Grand juries to meet in D.C., Ark.

Published Mar. 11, 1994|Updated Oct. 6, 2005

Now that controversy surrounding the Whitewater affair has spread from Arkansas to Washington, the special prosecutor appointed to investigate the case is using grand juries in both places.

Robert Fiske, who will convene a special grand jury in Little Rock to investigate President Clinton's ties to the failed Madison Guaranty Savings and Loan, subpoenaed 10 administration officials to testify before an existing grand jury at the federal courthouse in Washington. Three of them appeared Thursday.

A regular federal grand jury in Little Rock has been investigating Whitewater for several months. Fiske's Whitewater grand jury in Little Rock will convene March 23.

Fiske is using the Washington grand jury to question Clinton administration officials under oath to determine if they tried to interfere with the Resolution Trust Corp.'s investigation of Madison Guaranty. Fiske says this phase of the investigation should last no more than several months, while the entire investigation of Clinton's business dealings with James McDougal, Madison Guaranty's former owner, could take a year and a half.

Fiske apparently chose to use the Washington grand jury because all of the subpoenaed documents and witnesses are in the nation's capital.

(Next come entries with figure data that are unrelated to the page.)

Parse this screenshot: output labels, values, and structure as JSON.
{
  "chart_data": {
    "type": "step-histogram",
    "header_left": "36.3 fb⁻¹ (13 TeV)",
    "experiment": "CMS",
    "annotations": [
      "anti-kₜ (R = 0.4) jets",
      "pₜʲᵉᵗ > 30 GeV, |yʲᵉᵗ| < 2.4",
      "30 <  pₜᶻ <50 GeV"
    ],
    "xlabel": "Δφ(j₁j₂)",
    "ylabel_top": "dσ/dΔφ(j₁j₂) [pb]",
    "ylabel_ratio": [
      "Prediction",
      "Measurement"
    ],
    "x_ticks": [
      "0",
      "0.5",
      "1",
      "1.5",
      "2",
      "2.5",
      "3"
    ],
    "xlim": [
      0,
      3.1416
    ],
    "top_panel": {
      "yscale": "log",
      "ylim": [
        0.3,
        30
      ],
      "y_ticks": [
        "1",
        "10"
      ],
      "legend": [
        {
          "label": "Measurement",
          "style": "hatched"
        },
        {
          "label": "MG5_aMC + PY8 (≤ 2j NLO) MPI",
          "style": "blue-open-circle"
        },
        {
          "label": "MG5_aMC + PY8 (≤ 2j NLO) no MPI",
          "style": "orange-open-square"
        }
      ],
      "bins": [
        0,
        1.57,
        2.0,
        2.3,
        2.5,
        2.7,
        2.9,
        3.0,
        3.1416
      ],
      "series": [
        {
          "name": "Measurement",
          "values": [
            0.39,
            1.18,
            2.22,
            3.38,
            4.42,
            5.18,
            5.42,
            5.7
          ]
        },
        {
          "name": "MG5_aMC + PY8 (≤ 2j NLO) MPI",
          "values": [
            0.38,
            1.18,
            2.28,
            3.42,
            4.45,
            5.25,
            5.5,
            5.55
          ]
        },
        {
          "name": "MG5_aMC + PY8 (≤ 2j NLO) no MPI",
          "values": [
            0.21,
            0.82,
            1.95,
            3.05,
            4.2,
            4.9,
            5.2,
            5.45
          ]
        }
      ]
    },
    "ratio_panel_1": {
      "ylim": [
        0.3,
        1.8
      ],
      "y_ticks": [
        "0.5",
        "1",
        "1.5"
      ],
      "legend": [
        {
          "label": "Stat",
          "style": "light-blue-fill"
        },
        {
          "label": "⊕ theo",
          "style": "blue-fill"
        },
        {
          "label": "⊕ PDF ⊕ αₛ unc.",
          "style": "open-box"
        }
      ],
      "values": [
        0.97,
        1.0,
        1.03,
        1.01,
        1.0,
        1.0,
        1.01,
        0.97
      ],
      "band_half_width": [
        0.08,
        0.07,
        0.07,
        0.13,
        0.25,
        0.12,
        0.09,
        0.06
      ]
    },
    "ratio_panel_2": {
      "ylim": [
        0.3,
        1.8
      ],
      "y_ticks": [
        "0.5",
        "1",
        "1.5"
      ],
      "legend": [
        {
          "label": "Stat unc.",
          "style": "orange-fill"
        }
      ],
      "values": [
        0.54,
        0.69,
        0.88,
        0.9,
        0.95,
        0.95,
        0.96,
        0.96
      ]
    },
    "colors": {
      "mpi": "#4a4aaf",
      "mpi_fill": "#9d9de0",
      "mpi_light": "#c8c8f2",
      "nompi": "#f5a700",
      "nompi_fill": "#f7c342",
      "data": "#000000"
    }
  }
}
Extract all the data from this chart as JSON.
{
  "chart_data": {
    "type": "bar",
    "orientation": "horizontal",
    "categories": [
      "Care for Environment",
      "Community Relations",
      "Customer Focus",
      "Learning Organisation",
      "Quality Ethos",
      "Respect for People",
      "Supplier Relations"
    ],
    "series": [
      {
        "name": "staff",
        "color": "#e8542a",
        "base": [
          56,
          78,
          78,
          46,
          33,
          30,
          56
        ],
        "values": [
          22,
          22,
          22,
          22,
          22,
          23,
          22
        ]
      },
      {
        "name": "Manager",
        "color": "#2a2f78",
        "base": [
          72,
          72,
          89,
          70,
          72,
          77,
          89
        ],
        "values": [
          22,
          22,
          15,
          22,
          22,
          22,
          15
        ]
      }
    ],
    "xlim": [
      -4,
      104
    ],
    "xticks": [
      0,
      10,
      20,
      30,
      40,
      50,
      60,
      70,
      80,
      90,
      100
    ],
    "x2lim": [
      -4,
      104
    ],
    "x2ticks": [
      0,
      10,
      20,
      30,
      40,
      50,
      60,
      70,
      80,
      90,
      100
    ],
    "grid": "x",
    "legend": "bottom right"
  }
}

It is not uncommon for federal prosecutors in complex criminal investigations to use grand juries in more than one location. Such multiple jurisdiction investigations are necessary because indictments must be brought where some or all of the allegedly illegal activity occurred.

Grand juries, which consist of 23 members, meet in secret to hear evidence of possible criminal wrongdoing. Prosecutors are empowered as officers of the grand jury to issue subpoenas to compel witnesses to testify under oath and turn over documents. A majority of the quorum of 16 members is needed to return an indictment.

Subpoenas can be challenged in court. In federal courts, such challenges are heard in secret to prevent details of an ongoing investigation from being disclosed to the public.

The Fifth Amendment guarantees that "no person shall be held to answer for a capital, or otherwise infamous crime, unless on a presentment or indictment of a grand jury." It also allows witnesses to refuse to testify against themselves.

Grand jury secrecy is designed to protect the reputations of people under investigation who never end up being charged. It also enables prosecutors to prevent details of sensitive investigations from being learned by the targets of their probes.

Grand jurors and prosecutors are bound by secrecy, but witnesses and their lawyers are free to discuss the details of testimony.